È da un po’ di tempo che mi alzo alla cinque e trenta del mattino. Non lo faccio apposta, non metto la sveglia a quell’ora, mi capita semplicemente di aprire gli occhi e di sentire la voglia di cominciare la giornata.
Anche stamattina l’ho fatto. Mi sono alzato, preparato, ed ho mangiato una mela. Poi ho cucinato il pasto per Mosè, tacchino bollito e pasta asciutta. Sono sceso nel cortile e lui, Mosè, era arzillo come un’uccellino. Gli ho dato i gastroprotettori e sono rimasto una decina di minuti con lui e con il suo muso prima di prendere la bici e di immergermi nel mio solito paese, silenziato dal sonno degli altri.
Pedalavo e tutto mi sembrava nuovo. Basta quietare gli spasmi quotidiani diffusi, i frenetici impulsi della gente, per avvertire migliore lo stesso posto che in altre ore è la solita solfa. Il mantello dell’alba è generoso, ricopre qualsiasi punto del globo nello stesso identico modo, indorando, indifferentemente, un prato, un bosco, il deserto, o la monnezza e il cemento di una provincia cresciuta come un tumore.

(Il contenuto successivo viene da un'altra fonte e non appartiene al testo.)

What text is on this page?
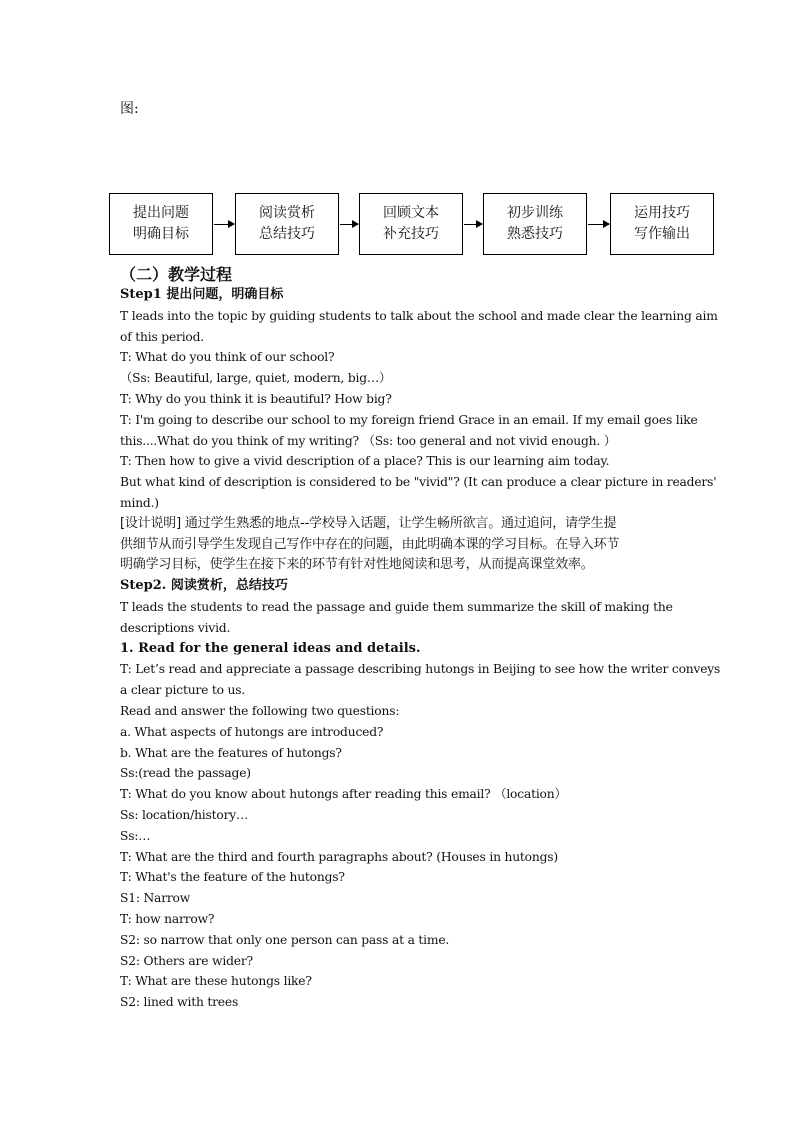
图:
提出问题
明确目标
阅读赏析
总结技巧
回顾文本
补充技巧
初步训练
熟悉技巧
运用技巧
写作输出
（二）教学过程
Step1 提出问题，明确目标
T leads into the topic by guiding students to talk about the school and made clear the learning aim
of this period.
T: What do you think of our school?
（Ss: Beautiful, large, quiet, modern, big…）
T: Why do you think it is beautiful? How big?
T: I'm going to describe our school to my foreign friend Grace in an email. If my email goes like
this....What do you think of my writing? （Ss: too general and not vivid enough. ）
T: Then how to give a vivid description of a place? This is our learning aim today.
But what kind of description is considered to be "vivid"? (It can produce a clear picture in readers'
mind.)
[设计说明] 通过学生熟悉的地点--学校导入话题，让学生畅所欲言。通过追问，请学生提
供细节从而引导学生发现自己写作中存在的问题，由此明确本课的学习目标。在导入环节
明确学习目标，使学生在接下来的环节有针对性地阅读和思考，从而提高课堂效率。
Step2. 阅读赏析，总结技巧
T leads the students to read the passage and guide them summarize the skill of making the
descriptions vivid.
1. Read for the general ideas and details.
T: Let’s read and appreciate a passage describing hutongs in Beijing to see how the writer conveys
a clear picture to us.
Read and answer the following two questions:
a. What aspects of hutongs are introduced?
b. What are the features of hutongs?
Ss:(read the passage)
T: What do you know about hutongs after reading this email? （location）
Ss: location/history…
Ss:…
T: What are the third and fourth paragraphs about? (Houses in hutongs)
T: What's the feature of the hutongs?
S1: Narrow
T: how narrow?
S2: so narrow that only one person can pass at a time.
S2: Others are wider?
T: What are these hutongs like?
S2: lined with trees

I bar erano chiusi. I pochi negozi, tutti chiusi. La strada, invece, protesa, aperta, un invito ad andare lontano senza una meta, confidando soltanto sulla forza delle gambe e sulla curiosità di vedere cosa accade in quelle ore in cui, normalmente, si dorme. Ed è possibile distinguere il cinguettio di volatili posati fra i rami di alberi sparsi. Ed è possibile percepire anche una specie di sovradimensione, serena e pacifica, avvolgente e quieta, la stessa che nelle altre ore del giorno è affogata fra le nostre stupide, egotiche, inquietudini quotidiane, ma che è sempre lì, imperturbabile, oltre il vociare scomposto, oltre la sorda distrazione degli affanni. E sembra, poi, che la vita sia eterna.
Non so se domani, o nei giorni a venire, riuscirò a svegliarmi all’alba, ma spero diventi per me una consuetudine. Si campa di più, più ore, più giorni, più anni, pur lasciando fissa la data della partenza.